Andrew – Regarding Iraq, citizen journalism as deepening understanding of a subject, corrective function,
Helen – Reminds folks of older form of citizen journalism – the phone-in. Provides an amazing diversity of opinions, plurality of voice, challenge to conventional wisdom.
Paul – But someone selects who gets heard.
Rachel – About 50,000 people read her blog a day
Question from Michael Tippett, NOW – If you have folks on the ground reporting, editorial views, and Technorati and Digg, where does MSM fit into the mix?
David – Citizen journalists don’t have to fit into the mainstream.
Group question – Where are we going to be in debate in one year’s time? What can we do to get there?
Andrew – I hope we won’t have the same debate. We need to move on, from journalist vs. blogger. The discussion should be about quality. Developers and technical people need to be involved
Rachel – Like Guardian and BBC let people feed directly into stories, introduce some element of moderation. Lightly moderated talk boards, feed into main story to enhance it.

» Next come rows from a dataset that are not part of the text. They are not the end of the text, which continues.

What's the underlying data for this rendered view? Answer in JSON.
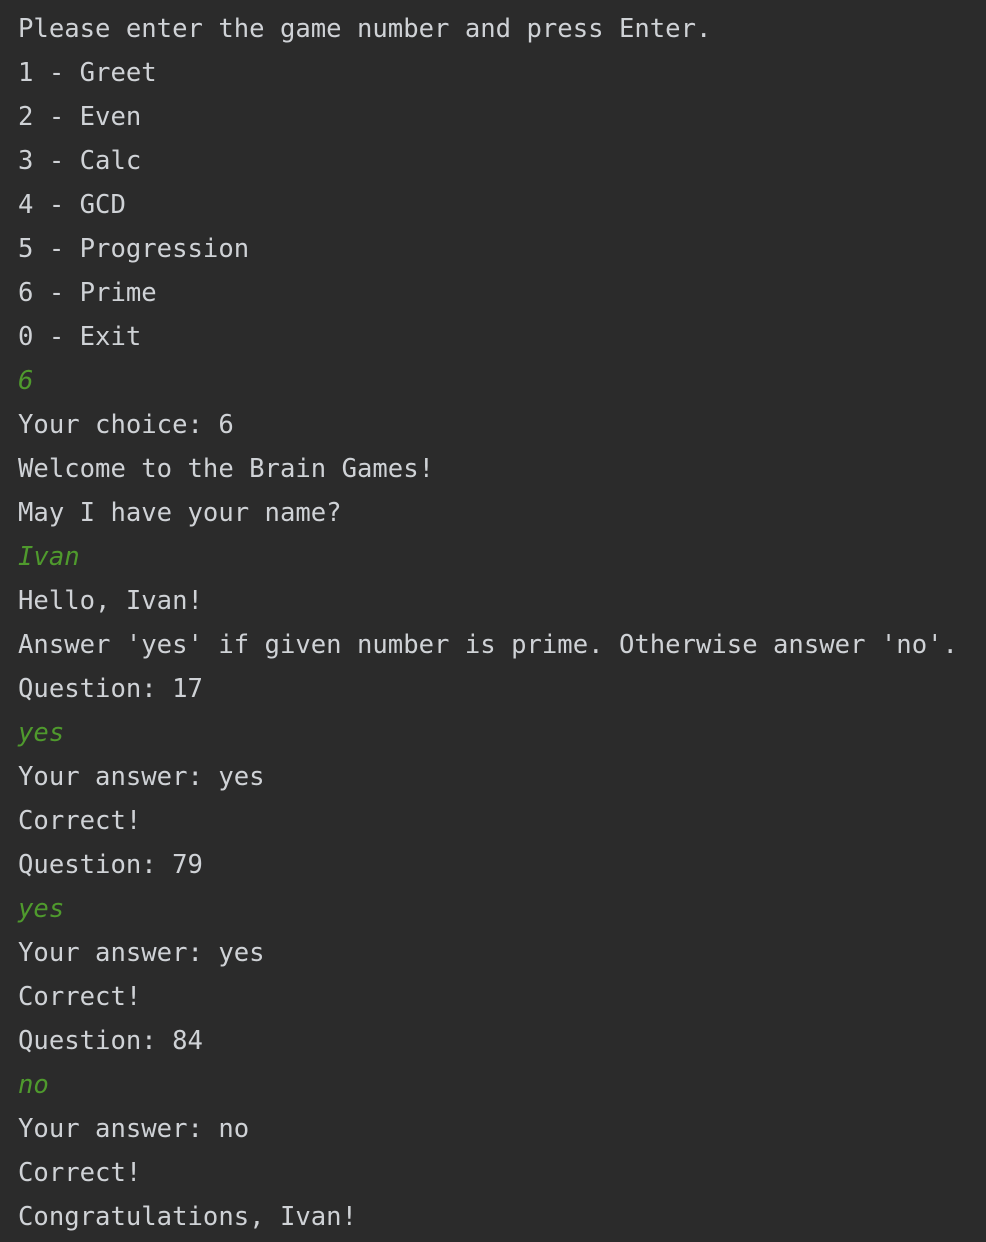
{
  "console": {
    "lines": [
      {
        "text": "Please enter the game number and press Enter.",
        "kind": "output"
      },
      {
        "text": "1 - Greet",
        "kind": "output"
      },
      {
        "text": "2 - Even",
        "kind": "output"
      },
      {
        "text": "3 - Calc",
        "kind": "output"
      },
      {
        "text": "4 - GCD",
        "kind": "output"
      },
      {
        "text": "5 - Progression",
        "kind": "output"
      },
      {
        "text": "6 - Prime",
        "kind": "output"
      },
      {
        "text": "0 - Exit",
        "kind": "output"
      },
      {
        "text": "6",
        "kind": "input"
      },
      {
        "text": "Your choice: 6",
        "kind": "output"
      },
      {
        "text": "Welcome to the Brain Games!",
        "kind": "output"
      },
      {
        "text": "May I have your name?",
        "kind": "output"
      },
      {
        "text": "Ivan",
        "kind": "input"
      },
      {
        "text": "Hello, Ivan!",
        "kind": "output"
      },
      {
        "text": "Answer 'yes' if given number is prime. Otherwise answer 'no'.",
        "kind": "output"
      },
      {
        "text": "Question: 17",
        "kind": "output"
      },
      {
        "text": "yes",
        "kind": "input"
      },
      {
        "text": "Your answer: yes",
        "kind": "output"
      },
      {
        "text": "Correct!",
        "kind": "output"
      },
      {
        "text": "Question: 79",
        "kind": "output"
      },
      {
        "text": "yes",
        "kind": "input"
      },
      {
        "text": "Your answer: yes",
        "kind": "output"
      },
      {
        "text": "Correct!",
        "kind": "output"
      },
      {
        "text": "Question: 84",
        "kind": "output"
      },
      {
        "text": "no",
        "kind": "input"
      },
      {
        "text": "Your answer: no",
        "kind": "output"
      },
      {
        "text": "Correct!",
        "kind": "output"
      },
      {
        "text": "Congratulations, Ivan!",
        "kind": "output"
      }
    ]
  },
  "colors": {
    "background": "#2b2b2b",
    "output_text": "#cfd2d6",
    "user_input_text": "#4f9a2d"
  }
}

David – Corporations to adapt will have greater dialogue. There is a way now to have a dialogue.
Helen – Rather than wanting something to happen, describe what will happen in time – There will be a terrific hoax that someone will take stock of their quality as a journalists. A citizen journalists will get hurt or “even worse” and who is going to look after this person?
George – Three things won’t change – words will be important, there will still be MSM, those “MSM will be upturned by something we can’t foresee.”
TAG: wemedia
Journalism is not history, but, should journalists need to put their stories into historical context?